Silhouette Coefficient

Validating clustering techniques

Ashutosh Bhardwaj
Towards Data Science

--

After learning and applying several supervised ML algorithms like least square regression, logistic regression, SVM, decision tree etc. most of us try to have some hands-on unsupervised learning by implementing some clustering techniques like K-Means, DBSCAN or HDBSCAN.

We usually start with K-Means clustering. After going through several tutorials and Medium stories you will be able to implement k-means clustering easily. But as you implement it, a question starts to bug your mind: how can we measure its goodness of fit? Supervised algorithms have lots of metrics to check their goodness of fit like accuracy, r-square value, sensitivity, specificity etc. but what can we calculate to measure the accuracy or goodness of our clustering technique? The answer to this question is Silhouette Coefficient or Silhouette score.

Silhouette Coefficient:

Silhouette Coefficient or silhouette score is a metric used to calculate the goodness of a clustering technique. Its value ranges from -1 to 1.

1: Means clusters are well apart from each other and clearly distinguished.

0: Means clusters are indifferent, or we can say that the distance between clusters is not significant.

-1: Means clusters are assigned in the wrong way.

An illustrative figure to show how Silhouette score is calculated Source: Author original image
Image by author

Silhouette Score = (b-a)/max(a,b)

where

a= average intra-cluster distance i.e the average distance between each point within a cluster.

b= average inter-cluster distance i.e the average distance between all clusters.

Calculating Silhouette Score

Importing libraries:

import pandas as pd
import numpy as np
import seaborn as sns
from sklearn.cluster import KMeans
from sklearn.metrics import silhouette_score
%matplotlib inline

Generating some random data:

To run clustering algorithm we are generating 100 random points.

X= np.random.rand(50,2)
Y= 2 + np.random.rand(50,2)
Z= np.concatenate((X,Y))
Z=pd.DataFrame(Z) #converting into data frame for ease

Plotting the data:

sns.scatterplot(Z[0],Z[1])

Output

Scatter plot of randomly created data
Image by author

Applying KMeans Clustering with 2 clusters:

KMean= KMeans(n_clusters=2)
KMean.fit(Z)
label=KMean.predict(Z)

Calculating the silhouette score:

print(f'Silhouette Score(n=2): {silhouette_score(Z, label)}')

Output: Silhouette Score(n=2): 0.8062146115881652

We can say that the clusters are well apart from each other as the silhouette score is closer to 1.

To check whether our silhouette score is providing the right information or not let’s create another scatter plot showing labelled data points.

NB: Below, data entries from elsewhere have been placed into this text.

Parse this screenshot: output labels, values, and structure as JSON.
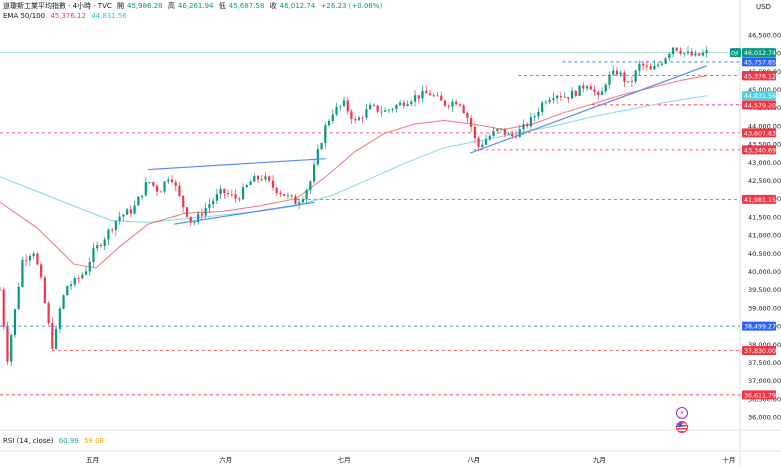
{
  "header": {
    "title": "道瓊斯工業平均指數 · 4小時 · TVC",
    "ohlc_open_label": "開",
    "ohlc_open": "45,986.28",
    "ohlc_high_label": "高",
    "ohlc_high": "46,261.94",
    "ohlc_low_label": "低",
    "ohlc_low": "45,687.58",
    "ohlc_close_label": "收",
    "ohlc_close": "46,012.74",
    "change": "+26.23 (+0.06%)"
  },
  "indicators": {
    "ema_label": "EMA 50/100",
    "ema50_value": "45,376.12",
    "ema100_value": "44,831.56",
    "rsi_label": "RSI (14, close)",
    "rsi_value1": "60.99",
    "rsi_value2": "59.08"
  },
  "currency": "USD",
  "colors": {
    "up": "#089981",
    "down": "#f23645",
    "ema50": "#f23645",
    "ema100": "#7fdbea",
    "trend": "#5b8def",
    "price_line": "#3ab6a8"
  },
  "icons": [
    "lightning-icon",
    "us-flag-icon"
  ],
  "chart_data": {
    "type": "candlestick",
    "title": "",
    "xlabel": "",
    "ylabel": "",
    "ylim": [
      35700,
      46800
    ],
    "yticks": [
      36000,
      36500,
      37000,
      37500,
      38000,
      38500,
      39000,
      39500,
      40000,
      40500,
      41000,
      41500,
      42000,
      42500,
      43000,
      43500,
      44000,
      44500,
      45000,
      45500,
      46000,
      46500
    ],
    "ytick_labels": [
      "36,000.00",
      "36,500.00",
      "37,000.00",
      "37,500.00",
      "38,000.00",
      "38,500.00",
      "39,000.00",
      "39,500.00",
      "40,000.00",
      "40,500.00",
      "41,000.00",
      "41,500.00",
      "42,000.00",
      "42,500.00",
      "43,000.00",
      "43,500.00",
      "44,000.00",
      "44,500.00",
      "45,000.00",
      "45,500.00",
      "46,000.00",
      "46,500.00"
    ],
    "months": [
      "五月",
      "六月",
      "七月",
      "八月",
      "九月",
      "十月"
    ],
    "month_positions": [
      0.125,
      0.305,
      0.465,
      0.64,
      0.81,
      0.985
    ],
    "close_path": [
      [
        0.0,
        39500
      ],
      [
        0.01,
        37600
      ],
      [
        0.02,
        38900
      ],
      [
        0.03,
        40300
      ],
      [
        0.045,
        40600
      ],
      [
        0.055,
        39800
      ],
      [
        0.065,
        38600
      ],
      [
        0.072,
        37830
      ],
      [
        0.08,
        38900
      ],
      [
        0.09,
        39600
      ],
      [
        0.1,
        39700
      ],
      [
        0.115,
        40000
      ],
      [
        0.125,
        40500
      ],
      [
        0.14,
        40900
      ],
      [
        0.16,
        41500
      ],
      [
        0.18,
        41700
      ],
      [
        0.2,
        42500
      ],
      [
        0.215,
        42200
      ],
      [
        0.23,
        42700
      ],
      [
        0.245,
        41900
      ],
      [
        0.26,
        41300
      ],
      [
        0.28,
        41800
      ],
      [
        0.3,
        42200
      ],
      [
        0.32,
        42000
      ],
      [
        0.34,
        42500
      ],
      [
        0.355,
        42600
      ],
      [
        0.37,
        42300
      ],
      [
        0.385,
        42100
      ],
      [
        0.4,
        41900
      ],
      [
        0.41,
        42100
      ],
      [
        0.42,
        42500
      ],
      [
        0.43,
        43300
      ],
      [
        0.44,
        44000
      ],
      [
        0.45,
        44400
      ],
      [
        0.465,
        44600
      ],
      [
        0.48,
        44100
      ],
      [
        0.5,
        44500
      ],
      [
        0.52,
        44400
      ],
      [
        0.54,
        44600
      ],
      [
        0.56,
        44800
      ],
      [
        0.58,
        44900
      ],
      [
        0.6,
        44600
      ],
      [
        0.62,
        44700
      ],
      [
        0.635,
        44100
      ],
      [
        0.645,
        43400
      ],
      [
        0.66,
        43700
      ],
      [
        0.675,
        43900
      ],
      [
        0.69,
        43700
      ],
      [
        0.705,
        43900
      ],
      [
        0.72,
        44200
      ],
      [
        0.735,
        44700
      ],
      [
        0.75,
        44900
      ],
      [
        0.765,
        44800
      ],
      [
        0.78,
        44950
      ],
      [
        0.795,
        45200
      ],
      [
        0.81,
        44700
      ],
      [
        0.82,
        45300
      ],
      [
        0.835,
        45500
      ],
      [
        0.85,
        45100
      ],
      [
        0.865,
        45700
      ],
      [
        0.88,
        45500
      ],
      [
        0.895,
        45800
      ],
      [
        0.91,
        46200
      ],
      [
        0.925,
        46000
      ],
      [
        0.94,
        45900
      ],
      [
        0.955,
        46012.74
      ]
    ],
    "ema50_path": [
      [
        0.0,
        41900
      ],
      [
        0.05,
        41200
      ],
      [
        0.1,
        40200
      ],
      [
        0.13,
        40100
      ],
      [
        0.16,
        40650
      ],
      [
        0.2,
        41300
      ],
      [
        0.25,
        41600
      ],
      [
        0.3,
        41650
      ],
      [
        0.35,
        41800
      ],
      [
        0.4,
        42000
      ],
      [
        0.44,
        42600
      ],
      [
        0.48,
        43300
      ],
      [
        0.52,
        43800
      ],
      [
        0.56,
        44050
      ],
      [
        0.6,
        44150
      ],
      [
        0.64,
        44050
      ],
      [
        0.68,
        43900
      ],
      [
        0.72,
        44050
      ],
      [
        0.76,
        44350
      ],
      [
        0.8,
        44600
      ],
      [
        0.84,
        44850
      ],
      [
        0.88,
        45050
      ],
      [
        0.92,
        45250
      ],
      [
        0.955,
        45376.12
      ]
    ],
    "ema100_path": [
      [
        0.0,
        42600
      ],
      [
        0.05,
        42200
      ],
      [
        0.1,
        41800
      ],
      [
        0.15,
        41400
      ],
      [
        0.2,
        41350
      ],
      [
        0.25,
        41450
      ],
      [
        0.3,
        41550
      ],
      [
        0.35,
        41650
      ],
      [
        0.4,
        41800
      ],
      [
        0.45,
        42100
      ],
      [
        0.5,
        42550
      ],
      [
        0.55,
        43000
      ],
      [
        0.6,
        43400
      ],
      [
        0.65,
        43600
      ],
      [
        0.7,
        43800
      ],
      [
        0.75,
        44000
      ],
      [
        0.8,
        44250
      ],
      [
        0.85,
        44450
      ],
      [
        0.9,
        44650
      ],
      [
        0.955,
        44831.56
      ]
    ],
    "trendlines": [
      {
        "from": [
          0.2,
          42800
        ],
        "to": [
          0.44,
          43100
        ]
      },
      {
        "from": [
          0.235,
          41300
        ],
        "to": [
          0.425,
          41900
        ]
      },
      {
        "from": [
          0.635,
          43250
        ],
        "to": [
          0.955,
          45650
        ]
      }
    ],
    "horizontal_levels": [
      {
        "value": 45757.85,
        "label": "45,757.85",
        "color": "#2962ff",
        "from": 0.76
      },
      {
        "value": 45384.51,
        "label": "45,384.51",
        "color": "#f23645",
        "from": 0.7
      },
      {
        "value": 44579.2,
        "label": "44,579.20",
        "color": "#f23645",
        "from": 0.8
      },
      {
        "value": 43807.83,
        "label": "43,807.83",
        "color": "#f23645",
        "from": 0.0
      },
      {
        "value": 43340.69,
        "label": "43,340.69",
        "color": "#f23645",
        "from": 0.64
      },
      {
        "value": 41981.15,
        "label": "41,981.15",
        "color": "#f23645",
        "from": 0.4
      },
      {
        "value": 38499.27,
        "label": "38,499.27",
        "color": "#2962ff",
        "from": 0.0
      },
      {
        "value": 37830.0,
        "label": "37,830.00",
        "color": "#f23645",
        "from": 0.07
      },
      {
        "value": 36611.79,
        "label": "36,611.79",
        "color": "#f23645",
        "from": 0.0
      }
    ],
    "price_tags": [
      {
        "value": 46012.74,
        "label": "46,012.74",
        "prefix": "DJI",
        "color": "#089981"
      },
      {
        "value": 45376.12,
        "label": "45,376.12",
        "color": "#f23645"
      },
      {
        "value": 44831.56,
        "label": "44,831.56",
        "color": "#4dd0e1"
      }
    ]
  }
}
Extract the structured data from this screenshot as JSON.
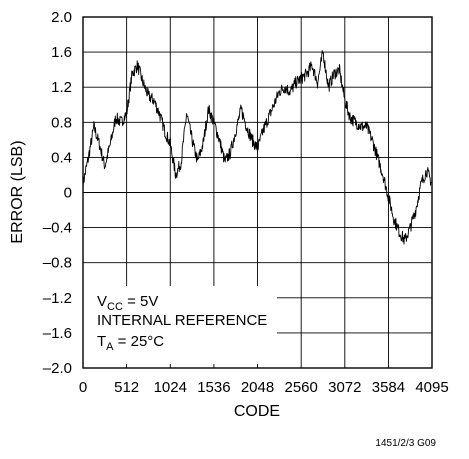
{
  "chart_data": {
    "type": "line",
    "title": "",
    "xlabel": "CODE",
    "ylabel": "ERROR (LSB)",
    "xlim": [
      0,
      4095
    ],
    "ylim": [
      -2.0,
      2.0
    ],
    "x_ticks": [
      0,
      512,
      1024,
      1536,
      2048,
      2560,
      3072,
      3584,
      4095
    ],
    "x_tick_labels": [
      "0",
      "512",
      "1024",
      "1536",
      "2048",
      "2560",
      "3072",
      "3584",
      "4095"
    ],
    "y_ticks": [
      2.0,
      1.6,
      1.2,
      0.8,
      0.4,
      0,
      -0.4,
      -0.8,
      -1.2,
      -1.6,
      -2.0
    ],
    "y_tick_labels": [
      "2.0",
      "1.6",
      "1.2",
      "0.8",
      "0.4",
      "0",
      "–0.4",
      "–0.8",
      "–1.2",
      "–1.6",
      "–2.0"
    ],
    "grid": true,
    "series": [
      {
        "color": "#000000",
        "x": [
          0,
          64,
          128,
          192,
          256,
          320,
          384,
          448,
          512,
          576,
          640,
          704,
          768,
          832,
          896,
          960,
          1024,
          1088,
          1152,
          1216,
          1280,
          1344,
          1408,
          1472,
          1536,
          1600,
          1664,
          1728,
          1792,
          1856,
          1920,
          1984,
          2048,
          2112,
          2176,
          2240,
          2304,
          2368,
          2432,
          2496,
          2560,
          2624,
          2688,
          2752,
          2816,
          2880,
          2944,
          3008,
          3072,
          3136,
          3200,
          3264,
          3328,
          3392,
          3456,
          3520,
          3584,
          3648,
          3712,
          3776,
          3840,
          3904,
          3968,
          4032,
          4095
        ],
        "y": [
          0.1,
          0.4,
          0.75,
          0.55,
          0.3,
          0.55,
          0.85,
          0.8,
          0.9,
          1.35,
          1.45,
          1.25,
          1.1,
          1.05,
          0.9,
          0.7,
          0.55,
          0.2,
          0.35,
          0.9,
          0.6,
          0.35,
          0.55,
          0.95,
          0.8,
          0.6,
          0.35,
          0.45,
          0.7,
          0.95,
          0.75,
          0.6,
          0.5,
          0.7,
          0.85,
          1.0,
          1.15,
          1.2,
          1.15,
          1.25,
          1.3,
          1.35,
          1.45,
          1.25,
          1.6,
          1.2,
          1.35,
          1.4,
          1.05,
          0.85,
          0.8,
          0.75,
          0.75,
          0.6,
          0.4,
          0.2,
          -0.05,
          -0.3,
          -0.45,
          -0.55,
          -0.4,
          -0.2,
          0.1,
          0.25,
          0.1
        ]
      }
    ],
    "annotation": {
      "line1_main": "V",
      "line1_sub": "CC",
      "line1_rest": " = 5V",
      "line2": "INTERNAL REFERENCE",
      "line3_main": "T",
      "line3_sub": "A",
      "line3_rest": " = 25°C"
    },
    "figure_code": "1451/2/3 G09"
  }
}
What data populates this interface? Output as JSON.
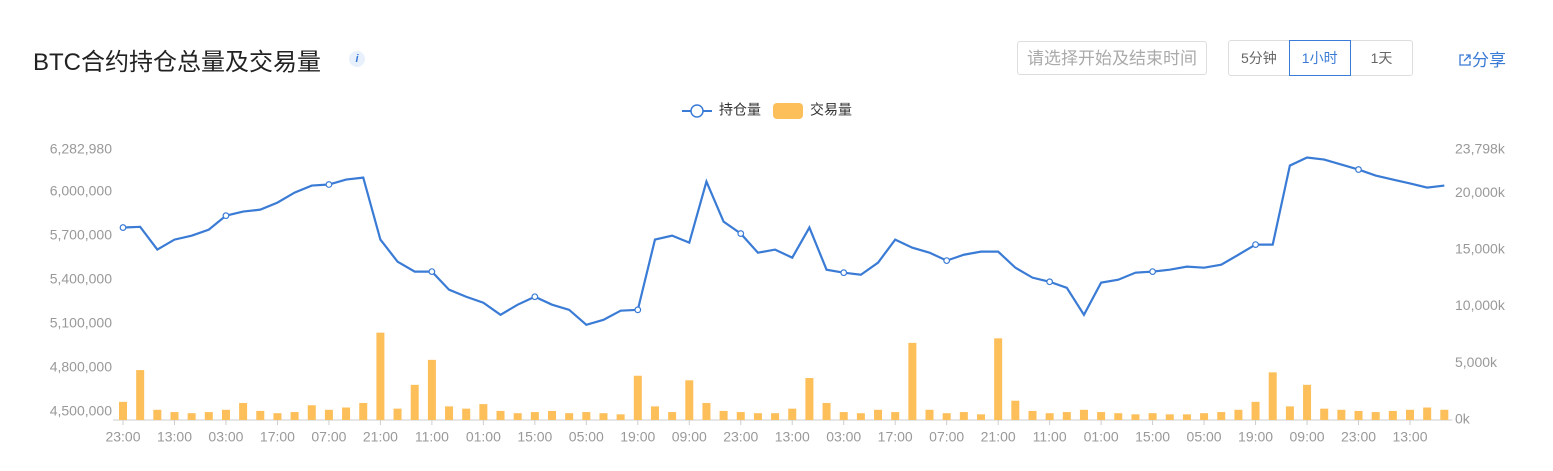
{
  "header": {
    "title": "BTC合约持仓总量及交易量",
    "info_icon": "i",
    "date_placeholder": "请选择开始及结束时间",
    "intervals": [
      "5分钟",
      "1小时",
      "1天"
    ],
    "active_interval_index": 1,
    "share": "分享"
  },
  "chart_data": {
    "type": "combo",
    "categories": [
      "23:00",
      null,
      null,
      "13:00",
      null,
      null,
      "03:00",
      null,
      null,
      "17:00",
      null,
      null,
      "07:00",
      null,
      null,
      "21:00",
      null,
      null,
      "11:00",
      null,
      null,
      "01:00",
      null,
      null,
      "15:00",
      null,
      null,
      "05:00",
      null,
      null,
      "19:00",
      null,
      null,
      "09:00",
      null,
      null,
      "23:00",
      null,
      null,
      "13:00",
      null,
      null,
      "03:00",
      null,
      null,
      "17:00",
      null,
      null,
      "07:00",
      null,
      null,
      "21:00",
      null,
      null,
      "11:00",
      null,
      null,
      "01:00",
      null,
      null,
      "15:00",
      null,
      null,
      "05:00",
      null,
      null,
      "19:00",
      null,
      null,
      "09:00",
      null,
      null,
      "23:00",
      null,
      null,
      "13:00",
      null,
      null
    ],
    "series": [
      {
        "name": "持仓量",
        "type": "line",
        "color": "#3a7bd5",
        "values": [
          5755000,
          5760000,
          5605000,
          5673000,
          5700000,
          5741000,
          5836000,
          5864000,
          5877000,
          5925000,
          5993000,
          6041000,
          6048000,
          6082000,
          6095000,
          5673000,
          5523000,
          5455000,
          5455000,
          5332000,
          5284000,
          5243000,
          5161000,
          5230000,
          5284000,
          5230000,
          5195000,
          5093000,
          5127000,
          5189000,
          5195000,
          5673000,
          5700000,
          5652000,
          6068000,
          5795000,
          5714000,
          5584000,
          5605000,
          5550000,
          5755000,
          5468000,
          5448000,
          5434000,
          5516000,
          5673000,
          5618000,
          5584000,
          5530000,
          5570000,
          5591000,
          5591000,
          5482000,
          5414000,
          5386000,
          5345000,
          5161000,
          5380000,
          5400000,
          5448000,
          5455000,
          5468000,
          5489000,
          5482000,
          5502000,
          5570000,
          5639000,
          5639000,
          6177000,
          6232000,
          6218000,
          6184000,
          6150000,
          6109000,
          6082000,
          6055000,
          6027000,
          6041000
        ]
      },
      {
        "name": "交易量",
        "type": "bar",
        "axis": "y2",
        "color": "#fcbf5a",
        "values": [
          1600,
          4400,
          900,
          700,
          600,
          700,
          900,
          1500,
          800,
          600,
          700,
          1300,
          900,
          1100,
          1500,
          7700,
          1000,
          3100,
          5300,
          1200,
          1000,
          1400,
          800,
          600,
          700,
          800,
          600,
          700,
          600,
          500,
          3900,
          1200,
          700,
          3500,
          1500,
          800,
          700,
          600,
          600,
          1000,
          3700,
          1500,
          700,
          600,
          900,
          700,
          6800,
          900,
          600,
          700,
          500,
          7200,
          1700,
          800,
          600,
          700,
          900,
          700,
          600,
          500,
          600,
          500,
          500,
          600,
          700,
          900,
          1600,
          4200,
          1200,
          3100,
          1000,
          900,
          800,
          700,
          800,
          900,
          1100,
          900
        ]
      }
    ],
    "ylim": [
      4445000,
      6282980
    ],
    "yticks": [
      {
        "value": 4500000,
        "label": "4,500,000"
      },
      {
        "value": 4800000,
        "label": "4,800,000"
      },
      {
        "value": 5100000,
        "label": "5,100,000"
      },
      {
        "value": 5400000,
        "label": "5,400,000"
      },
      {
        "value": 5700000,
        "label": "5,700,000"
      },
      {
        "value": 6000000,
        "label": "6,000,000"
      },
      {
        "value": 6282980,
        "label": "6,282,980"
      }
    ],
    "y2lim": [
      0,
      23798
    ],
    "y2ticks": [
      {
        "value": 0,
        "label": "0k"
      },
      {
        "value": 5000,
        "label": "5,000k"
      },
      {
        "value": 10000,
        "label": "10,000k"
      },
      {
        "value": 15000,
        "label": "15,000k"
      },
      {
        "value": 20000,
        "label": "20,000k"
      },
      {
        "value": 23798,
        "label": "23,798k"
      }
    ],
    "legend": "top",
    "grid": false
  }
}
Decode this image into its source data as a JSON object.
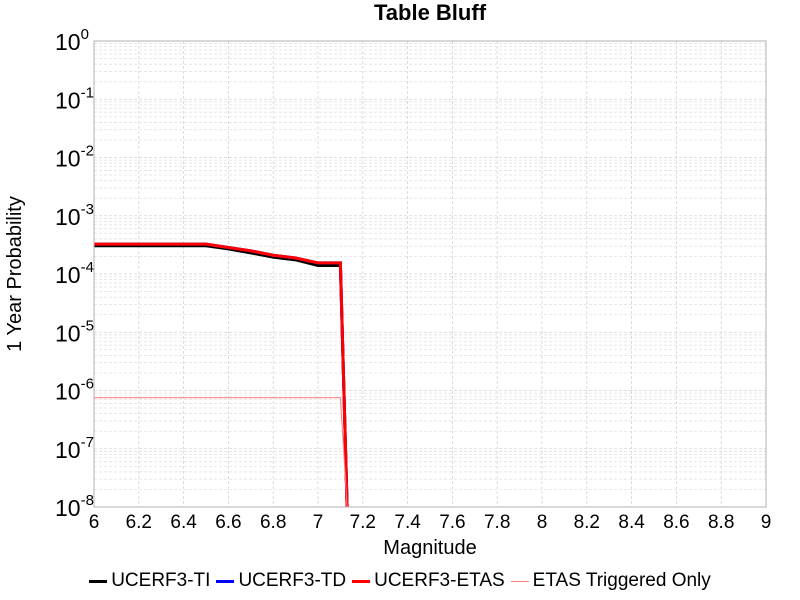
{
  "chart_data": {
    "type": "line",
    "title": "Table Bluff",
    "xlabel": "Magnitude",
    "ylabel": "1 Year Probability",
    "xlim": [
      6,
      9
    ],
    "ylim": [
      1e-08,
      1
    ],
    "yscale": "log",
    "grid": true,
    "legend_position": "bottom",
    "x_ticks": [
      "6",
      "6.2",
      "6.4",
      "6.6",
      "6.8",
      "7",
      "7.2",
      "7.4",
      "7.6",
      "7.8",
      "8",
      "8.2",
      "8.4",
      "8.6",
      "8.8",
      "9"
    ],
    "y_ticks": [
      {
        "base": "10",
        "exp": "0"
      },
      {
        "base": "10",
        "exp": "-1"
      },
      {
        "base": "10",
        "exp": "-2"
      },
      {
        "base": "10",
        "exp": "-3"
      },
      {
        "base": "10",
        "exp": "-4"
      },
      {
        "base": "10",
        "exp": "-5"
      },
      {
        "base": "10",
        "exp": "-6"
      },
      {
        "base": "10",
        "exp": "-7"
      },
      {
        "base": "10",
        "exp": "-8"
      }
    ],
    "series": [
      {
        "name": "UCERF3-TI",
        "color": "#000000",
        "width": 3,
        "x": [
          6.0,
          6.1,
          6.2,
          6.3,
          6.4,
          6.5,
          6.6,
          6.7,
          6.8,
          6.9,
          7.0,
          7.1,
          7.13
        ],
        "y": [
          0.000305,
          0.000305,
          0.000305,
          0.000305,
          0.000305,
          0.000305,
          0.00027,
          0.00023,
          0.000195,
          0.000175,
          0.00014,
          0.00014,
          1e-08
        ]
      },
      {
        "name": "UCERF3-TD",
        "color": "#0000ff",
        "width": 3,
        "x": [
          6.0,
          6.1,
          6.2,
          6.3,
          6.4,
          6.5,
          6.6,
          6.7,
          6.8,
          6.9,
          7.0,
          7.1,
          7.13
        ],
        "y": [
          0.000325,
          0.000325,
          0.000325,
          0.000325,
          0.000325,
          0.000325,
          0.000285,
          0.00025,
          0.00021,
          0.000188,
          0.000155,
          0.000155,
          1e-08
        ]
      },
      {
        "name": "UCERF3-ETAS",
        "color": "#ff0000",
        "width": 3,
        "x": [
          6.0,
          6.1,
          6.2,
          6.3,
          6.4,
          6.5,
          6.6,
          6.7,
          6.8,
          6.9,
          7.0,
          7.1,
          7.13
        ],
        "y": [
          0.000325,
          0.000325,
          0.000325,
          0.000325,
          0.000325,
          0.000325,
          0.000285,
          0.00025,
          0.00021,
          0.000188,
          0.000155,
          0.000155,
          1e-08
        ]
      },
      {
        "name": "ETAS Triggered Only",
        "color": "#ff7a7a",
        "width": 1,
        "x": [
          6.0,
          6.1,
          6.2,
          6.3,
          6.4,
          6.5,
          6.6,
          6.7,
          6.8,
          6.9,
          7.0,
          7.1,
          7.13
        ],
        "y": [
          7.5e-07,
          7.5e-07,
          7.5e-07,
          7.5e-07,
          7.5e-07,
          7.5e-07,
          7.5e-07,
          7.5e-07,
          7.5e-07,
          7.5e-07,
          7.5e-07,
          7.5e-07,
          1e-08
        ]
      }
    ]
  }
}
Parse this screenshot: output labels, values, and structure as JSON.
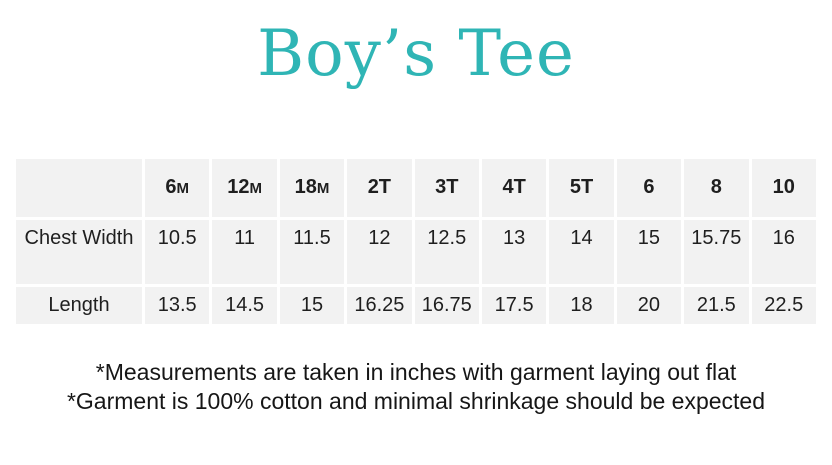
{
  "title": {
    "text": "Boy’s Tee"
  },
  "table": {
    "columns": [
      "6M",
      "12M",
      "18M",
      "2T",
      "3T",
      "4T",
      "5T",
      "6",
      "8",
      "10"
    ],
    "rows": [
      {
        "label": "Chest Width",
        "values": [
          "10.5",
          "11",
          "11.5",
          "12",
          "12.5",
          "13",
          "14",
          "15",
          "15.75",
          "16"
        ]
      },
      {
        "label": "Length",
        "values": [
          "13.5",
          "14.5",
          "15",
          "16.25",
          "16.75",
          "17.5",
          "18",
          "20",
          "21.5",
          "22.5"
        ]
      }
    ]
  },
  "notes": [
    "*Measurements are taken in inches with garment laying out flat",
    "*Garment is 100% cotton and minimal shrinkage should be expected"
  ],
  "colors": {
    "accent": "#2fb5b5",
    "cell_bg": "#f2f2f2",
    "text": "#1f1f1f"
  }
}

sns.scatterplot(Z[0],Z[1],hue=label)

Output:

Sccater plot after assigning cluster labels to each data point
Image by author

It can be seen clearly in the above figure that each cluster is well apart from each other.

Let’s try with 3 clusters:

KMean= KMeans(n_clusters=3)
KMean.fit(Z)
label=KMean.predict(Z)
print(f’Silhouette Score(n=3): {silhouette_score(Z, label)}’)
sns.scatterplot(Z[0],Z[1],hue=label,palette=’inferno_r’)

Output:

Silhouette Score(n=3): 0.5969732708311737

Image by author

As you can see in the above figure clusters are not well apart. The inter cluster distance between cluster 1 and cluster 2 is almost negligible. That is why the silhouette score for n= 3(0.596) is lesser than that of n=2(0.806).

When dealing with higher dimensions, the silhouette score is quite useful to validate the working of clustering algorithm as we can’t use any type of visualization to validate clustering when dimensions are greater than 3.

We can also use the silhouette score to check the optimal number of clusters. In the above example, we can say that the optimal number of clusters is 2 as its silhouette score is greater than that of 3 clusters.

--

--